Invisible XML makes the implicit structure of textual documents explicit by parsing, and then transforming the resultant parsetree into an abstract document. This abstract document is the essence of Invisible XML: it can be processed in many ways, though principally by serialising to XML.
However, as shown in an earlier paper on roundtripping ixml, it is possible to simultaneously simplify and generalise the ixml serialisation process, thereby opening it to other serialisations that are not hard-wired in the processor. By the same token, this further simplifies ixml proper, by reducing it to a simple transformation of grammars from ixml to an equivalent Invisible Markup grammar.
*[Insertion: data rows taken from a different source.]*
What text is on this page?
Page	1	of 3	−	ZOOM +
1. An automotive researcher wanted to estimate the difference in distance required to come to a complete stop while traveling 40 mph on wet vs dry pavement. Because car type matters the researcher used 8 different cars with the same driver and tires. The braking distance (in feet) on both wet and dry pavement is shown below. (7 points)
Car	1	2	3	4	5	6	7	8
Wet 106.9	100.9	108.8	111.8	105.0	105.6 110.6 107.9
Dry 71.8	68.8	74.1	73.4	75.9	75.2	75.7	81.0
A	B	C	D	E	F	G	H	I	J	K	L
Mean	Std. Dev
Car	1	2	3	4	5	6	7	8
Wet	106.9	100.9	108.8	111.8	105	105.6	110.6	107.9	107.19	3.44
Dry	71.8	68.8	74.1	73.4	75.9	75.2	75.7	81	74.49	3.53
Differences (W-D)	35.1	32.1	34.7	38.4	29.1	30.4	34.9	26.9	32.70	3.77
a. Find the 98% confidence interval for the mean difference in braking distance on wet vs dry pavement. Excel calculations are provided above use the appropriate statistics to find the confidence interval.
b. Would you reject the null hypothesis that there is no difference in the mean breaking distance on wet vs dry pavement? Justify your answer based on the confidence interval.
This talks discusses the changes needed to create a generalised Invisible Markup Language, explores the alternatives, and proposes future steps.
Textual documents have an implicit structure that is mostly recognisable for human readers, but for computers the structure has to be made explicit to enable processing of documents.
Thus SGML and XML (etc).
Invisible XML (ixml) works in a different way:
Extra information in the grammar controls the serialisation.
The abstract document is the central element of the Invisible XML process, since it can be used in several ways, though the principle one is serialising to XML.
However, there are other possible uses and serialisations.
A 2024 paper on roundtripping, pointed out that you can reverse the serialisation process by using ixml to recognise the XML serialisation produced by ixml.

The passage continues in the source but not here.